5 Steps For Better Tea
Boil, steep, drink. How complicated could be make a perfect cup of tea? Not terribly, but details can mean the difference between a hot soothing indulgence and a powerhouse of healthy food.
It seems that not a day goes by without a new study touting the benefits of tea. Want to fight breast cancer? Green tea can do that. Trying to prevent type 2 diabetes? The black tea is its beer. Indeed, tea has super-healing properties. But doing things right is not intuitive; in fact, we regularly commit crimes against our cups that block the benefits of tea. Find out what to add (and what to omit) to get your perfect cup of tea.
1. Watch your water.
Your perfect cup deserves better than tap water. Filtering tap water reduces its exposure to carcinogens and hormone-disrupting chemicals. Ask the Experts: President’s Cancer Panel suggests that tap water filtered at home is a safer bet than including bottled water, may even be the same or worse than water from municipal sources, according to an investigation conducted by the Environmental Working Group.
2. Choose the right herb.
Got a complaint? There is a tea for that just need to know what is best for what.
For a cough: Make it “tea thyme.” Thyme helps relax the bronchial spasms that cause you to cough. Use 2 teaspoons of dried thyme per cup of boiling water, steep for 10 minutes, and drink three times a day.
For glowing skin: Choose green or white. Both have double the antioxidants of black tea and contains EGCG, a type of antioxidant that protects skin from sun damage and pollutants.
For all-around health: Grab green. From fighting breast cancer to helping you lose weight, it’s all-powerful. For a tummy ache: It’s chamomile and peppermint all the way. Chamomile herbal tea contains oils that relax and smooth muscles in the stomach. Use 1 tablespoon of flowers per cup of boiling water, and drink three cups a day to ease indigestion, irritable bowel problems, and colitis.
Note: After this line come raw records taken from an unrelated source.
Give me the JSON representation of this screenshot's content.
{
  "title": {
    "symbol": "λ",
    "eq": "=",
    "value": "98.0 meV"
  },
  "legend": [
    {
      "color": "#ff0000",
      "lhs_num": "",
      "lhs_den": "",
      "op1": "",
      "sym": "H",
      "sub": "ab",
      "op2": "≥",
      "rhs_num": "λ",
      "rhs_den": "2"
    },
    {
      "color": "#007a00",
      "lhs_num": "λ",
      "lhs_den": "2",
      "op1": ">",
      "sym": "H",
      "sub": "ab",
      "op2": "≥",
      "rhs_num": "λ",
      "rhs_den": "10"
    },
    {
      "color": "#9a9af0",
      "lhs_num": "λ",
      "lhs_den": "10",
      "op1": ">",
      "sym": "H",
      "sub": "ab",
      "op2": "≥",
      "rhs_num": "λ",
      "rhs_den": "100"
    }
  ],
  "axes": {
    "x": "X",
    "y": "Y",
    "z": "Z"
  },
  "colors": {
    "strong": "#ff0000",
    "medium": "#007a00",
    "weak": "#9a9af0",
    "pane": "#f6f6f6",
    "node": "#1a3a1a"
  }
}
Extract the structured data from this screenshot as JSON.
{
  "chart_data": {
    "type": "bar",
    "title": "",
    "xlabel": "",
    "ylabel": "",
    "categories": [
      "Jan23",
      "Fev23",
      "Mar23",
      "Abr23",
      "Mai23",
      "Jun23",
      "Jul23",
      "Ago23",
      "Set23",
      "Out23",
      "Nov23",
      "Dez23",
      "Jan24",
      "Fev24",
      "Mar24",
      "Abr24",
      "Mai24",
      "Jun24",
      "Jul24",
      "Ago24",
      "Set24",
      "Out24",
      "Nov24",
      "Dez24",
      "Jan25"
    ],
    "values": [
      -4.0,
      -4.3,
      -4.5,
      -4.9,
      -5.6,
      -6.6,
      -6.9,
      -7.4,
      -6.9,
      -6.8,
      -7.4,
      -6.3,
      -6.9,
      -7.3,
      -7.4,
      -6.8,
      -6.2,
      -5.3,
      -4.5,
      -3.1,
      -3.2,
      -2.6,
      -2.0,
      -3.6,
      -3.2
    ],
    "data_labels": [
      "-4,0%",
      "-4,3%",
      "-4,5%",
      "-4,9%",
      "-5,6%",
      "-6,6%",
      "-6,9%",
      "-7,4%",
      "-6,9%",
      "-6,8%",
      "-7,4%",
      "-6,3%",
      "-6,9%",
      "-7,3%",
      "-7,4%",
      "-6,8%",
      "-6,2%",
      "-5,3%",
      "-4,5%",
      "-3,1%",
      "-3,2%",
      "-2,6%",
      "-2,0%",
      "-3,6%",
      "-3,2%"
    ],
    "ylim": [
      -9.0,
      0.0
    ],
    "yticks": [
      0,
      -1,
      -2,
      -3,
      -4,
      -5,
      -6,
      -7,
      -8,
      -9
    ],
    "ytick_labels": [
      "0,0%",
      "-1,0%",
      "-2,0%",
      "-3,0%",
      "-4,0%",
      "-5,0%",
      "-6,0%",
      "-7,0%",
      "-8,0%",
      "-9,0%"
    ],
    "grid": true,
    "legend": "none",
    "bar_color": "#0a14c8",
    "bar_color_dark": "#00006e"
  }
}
For stress: Go black. A study from University College London showed that adults who drank black tea four times a day for six weeks had lower levels of cortisol after stressful situations than their non-tea-drinking peers.
3. Brew it yourself.
The tea is tea, right? To find out, Prevention iced tea samples sent to a laboratory: the things we had prepared in our own, and bottled teas in-store pickup. The results? Homemade tea has more antioxidants than bottled tea convenience.
4. Skip the milk.
Tea is full of antioxidants but a simple splash of milk may also deny benefits, studies find. A study published in the European Journal of Clinical Nutrition found that dietary proteins such as those found in milk, reduce the availability of the antioxidants in tea. A 2007 study in the European Heart Journal found that heart protective antioxidants in tea were completely inhibited by avoiding milk and milk to get the most out of your tea.
5. Add the unexpected.
A spoonful of sugar could be your first instinct, but the tide turns against the sweet stuff. It is the basis for the most addictive foods and can be detrimental to your health in all its many forms. The addition of spices, however, may as nice-no negative side effects. Stir with a cinnamon stick, which can help control blood sugar and reduce cholesterol. Or try twisting a vitamin C-laden lemon.